Viseme event received. Audio offset: 50ms, viseme id: 0. Viseme event received. Audio offset: 50ms, viseme id: 0. Viseme event received. Audio offset: 50ms, viseme id: 0. Viseme event received. Audio offset: 50ms, viseme id: 0. Viseme event received. Audio offset: 50ms, viseme id: 0. Viseme event received. Audio offset: 50ms, viseme id: 0. Viseme event received. Audio offset: 50ms, viseme id: 0. Viseme event received. Audio offset: 50ms, viseme id: 0. Word boundary event received. Audio offset: 50ms, Viseme event received.
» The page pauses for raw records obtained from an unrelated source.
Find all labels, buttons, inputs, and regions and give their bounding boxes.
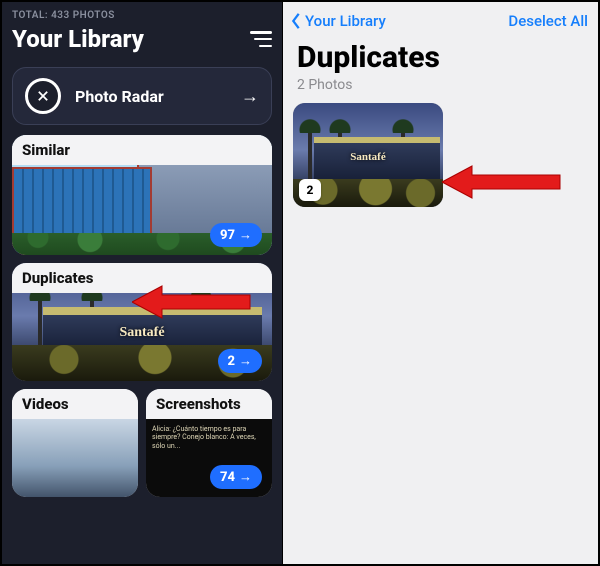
duplicate-group-thumbnail[interactable]: Santafé 2 (293, 103, 443, 207)
category-label: Screenshots (146, 389, 272, 419)
total-photos-label: TOTAL: 433 PHOTOS (12, 10, 272, 21)
photo-count-label: 2 Photos (283, 75, 598, 103)
deselect-all-button[interactable]: Deselect All (508, 12, 588, 30)
photo-radar-card[interactable]: Photo Radar → (12, 67, 272, 125)
category-videos[interactable]: Videos (12, 389, 138, 497)
count-value: 74 (220, 470, 235, 485)
count-pill[interactable]: 2 → (218, 349, 263, 373)
close-icon[interactable] (25, 78, 61, 114)
arrow-right-icon: → (239, 353, 252, 369)
count-value: 97 (220, 228, 235, 243)
category-similar[interactable]: Similar 97 → (12, 135, 272, 255)
category-label: Videos (12, 389, 138, 419)
count-value: 2 (228, 354, 236, 369)
arrow-right-icon: → (241, 86, 259, 107)
page-title: Your Library (12, 25, 144, 53)
annotation-arrow-left (132, 282, 252, 322)
menu-icon[interactable] (250, 31, 272, 47)
page-title: Duplicates (283, 40, 598, 75)
videos-thumbnail (12, 419, 138, 497)
annotation-arrow-right (442, 162, 562, 202)
mall-sign-text: Santafé (119, 325, 164, 341)
arrow-right-icon: → (239, 227, 252, 243)
duplicates-detail-screen: Your Library Deselect All Duplicates 2 P… (282, 2, 598, 564)
category-duplicates[interactable]: Duplicates Santafé 2 → (12, 263, 272, 381)
photo-radar-label: Photo Radar (75, 87, 227, 106)
back-label: Your Library (305, 12, 386, 30)
category-label: Similar (12, 135, 272, 165)
chevron-left-icon (289, 12, 303, 30)
count-pill[interactable]: 74 → (210, 465, 262, 489)
count-pill[interactable]: 97 → (210, 223, 262, 247)
arrow-right-icon: → (239, 469, 252, 485)
duplicate-count-badge: 2 (299, 179, 321, 201)
back-button[interactable]: Your Library (289, 12, 386, 30)
category-screenshots[interactable]: Screenshots Alicia: ¿Cuánto tiempo es pa… (146, 389, 272, 497)
mall-sign-text: Santafé (350, 151, 385, 163)
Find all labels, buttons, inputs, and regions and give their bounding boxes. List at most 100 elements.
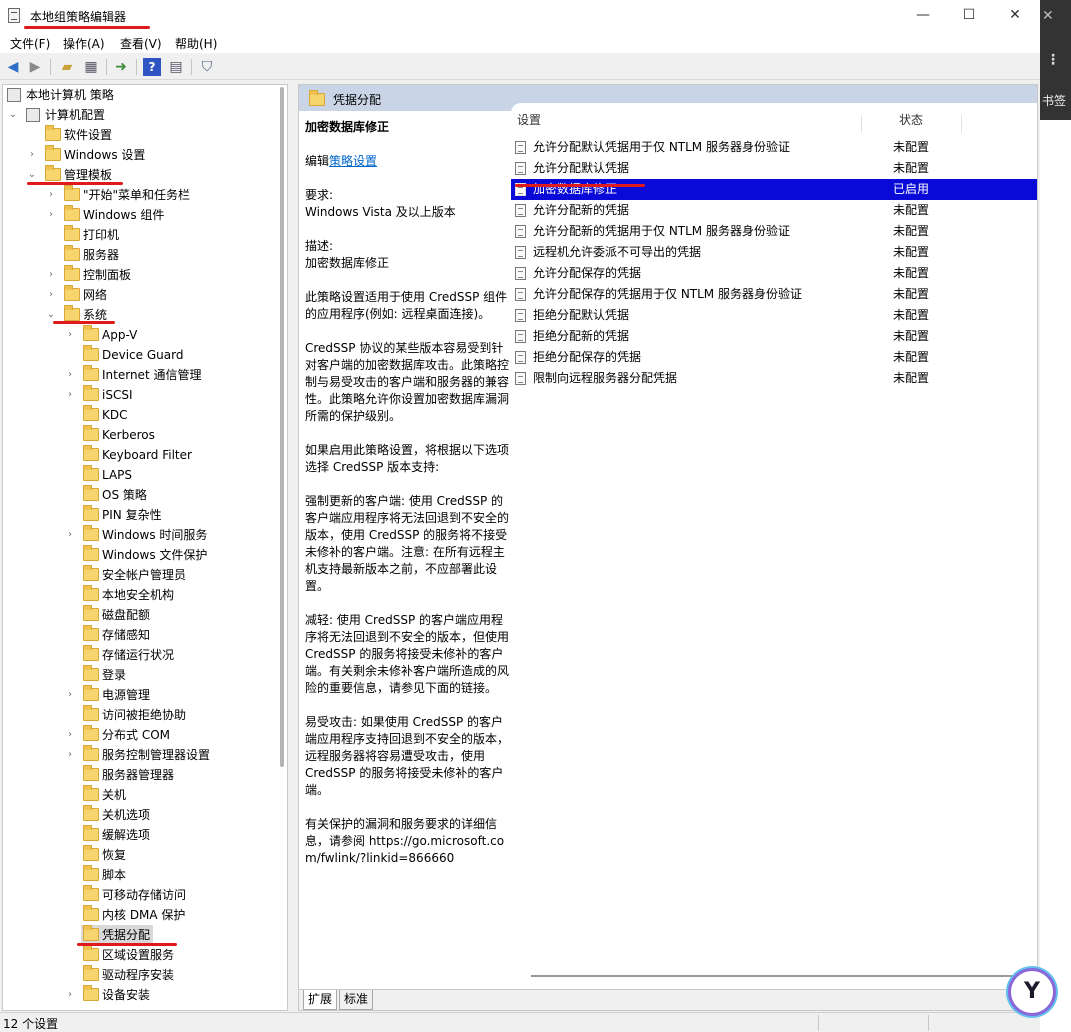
tree-node-system-child[interactable]: PIN 复杂性 [3, 505, 273, 525]
chevron-right-icon[interactable]: › [26, 145, 38, 165]
menu-file[interactable]: 文件(F) [10, 35, 50, 52]
column-header-state[interactable]: 状态 [899, 111, 923, 131]
column-header-setting[interactable]: 设置 [517, 111, 541, 131]
show-hide-tree-icon[interactable]: ▦ [82, 58, 100, 76]
chevron-right-icon[interactable]: › [45, 205, 57, 225]
tree-node-system-child[interactable]: › 分布式 COM [3, 725, 273, 745]
filter-icon[interactable]: ⛉ [198, 58, 216, 76]
tree-node-system-child[interactable]: 关机 [3, 785, 273, 805]
menu-action[interactable]: 操作(A) [63, 35, 105, 52]
tree-node-system-child[interactable]: 存储运行状况 [3, 645, 273, 665]
policy-row[interactable]: 拒绝分配默认凭据 未配置 [511, 305, 1037, 326]
tree-node-system-child[interactable]: 访问被拒绝协助 [3, 705, 273, 725]
tree-node-system-child[interactable]: Keyboard Filter [3, 445, 273, 465]
bookmark-label[interactable]: 书签 [1042, 92, 1066, 109]
tree-node-system-child[interactable]: 可移动存储访问 [3, 885, 273, 905]
tree-node-system-child[interactable]: › Internet 通信管理 [3, 365, 273, 385]
policy-row[interactable]: 拒绝分配新的凭据 未配置 [511, 326, 1037, 347]
list-horizontal-scrollbar[interactable] [531, 975, 1031, 977]
chevron-right-icon[interactable]: › [45, 285, 57, 305]
tree-node-local-computer-policy[interactable]: 本地计算机 策略 [3, 85, 273, 105]
tree-node-system-child[interactable]: 服务器管理器 [3, 765, 273, 785]
tab-extended[interactable]: 扩展 [303, 990, 338, 1010]
tree-node-system-child[interactable]: › 设备安装 [3, 985, 273, 1005]
tree-node-system-child[interactable]: › iSCSI [3, 385, 273, 405]
column-separator[interactable] [861, 115, 862, 133]
tree-node-system-child[interactable]: › 服务控制管理器设置 [3, 745, 273, 765]
tree-node-system-child[interactable]: Kerberos [3, 425, 273, 445]
tree-node-system-child[interactable]: OS 策略 [3, 485, 273, 505]
tree-node-system-child[interactable]: 登录 [3, 665, 273, 685]
tree-node-system-child[interactable]: 安全帐户管理员 [3, 565, 273, 585]
menu-view[interactable]: 查看(V) [120, 35, 162, 52]
minimize-button[interactable]: — [900, 0, 946, 32]
policy-row[interactable]: 允许分配新的凭据用于仅 NTLM 服务器身份验证 未配置 [511, 221, 1037, 242]
policy-row[interactable]: 远程机允许委派不可导出的凭据 未配置 [511, 242, 1037, 263]
tree-node-system-child[interactable]: 缓解选项 [3, 825, 273, 845]
tree-node-system-child[interactable]: › App-V [3, 325, 273, 345]
tree-node-computer-config[interactable]: ⌄ 计算机配置 [3, 105, 273, 125]
tree-node-system[interactable]: ⌄ 系统 [3, 305, 273, 325]
chevron-right-icon[interactable]: › [64, 365, 76, 385]
up-folder-icon[interactable]: ▰ [58, 58, 76, 76]
tree-node-system-child[interactable]: 存储感知 [3, 625, 273, 645]
tree-node-network[interactable]: › 网络 [3, 285, 273, 305]
tree-node-system-child[interactable]: 关机选项 [3, 805, 273, 825]
properties-icon[interactable]: ▤ [167, 58, 185, 76]
forward-icon[interactable]: ▶ [26, 58, 44, 76]
column-separator[interactable] [961, 115, 962, 133]
tree-node-system-child[interactable]: 磁盘配额 [3, 605, 273, 625]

Audio offset: 50ms, viseme id: 0. text offset: 175, word length: 3, word = سنو. Viseme event received. Audio offset: 50ms, viseme id: 0. Word boundary event received. Audio offset: 463ms, text offset: 179, word length: 3, word = ذرا. Speech synthesized for text [سنو ذرا]. 55342 bytes of audio data received for text [سنو ذرا]

Expected behavior

That we should receive viseme durations for all the visemes that make up the spoken words.

Version of the Cognitive Services Speech SDK

1.21.0

Platform, Operating System, and Programming Language

yulin-li commented 2 weeks ago

@LinZhang-Support could you help to check?

trulience commented 2 weeks ago

Thank you! Appreciate your attention to this.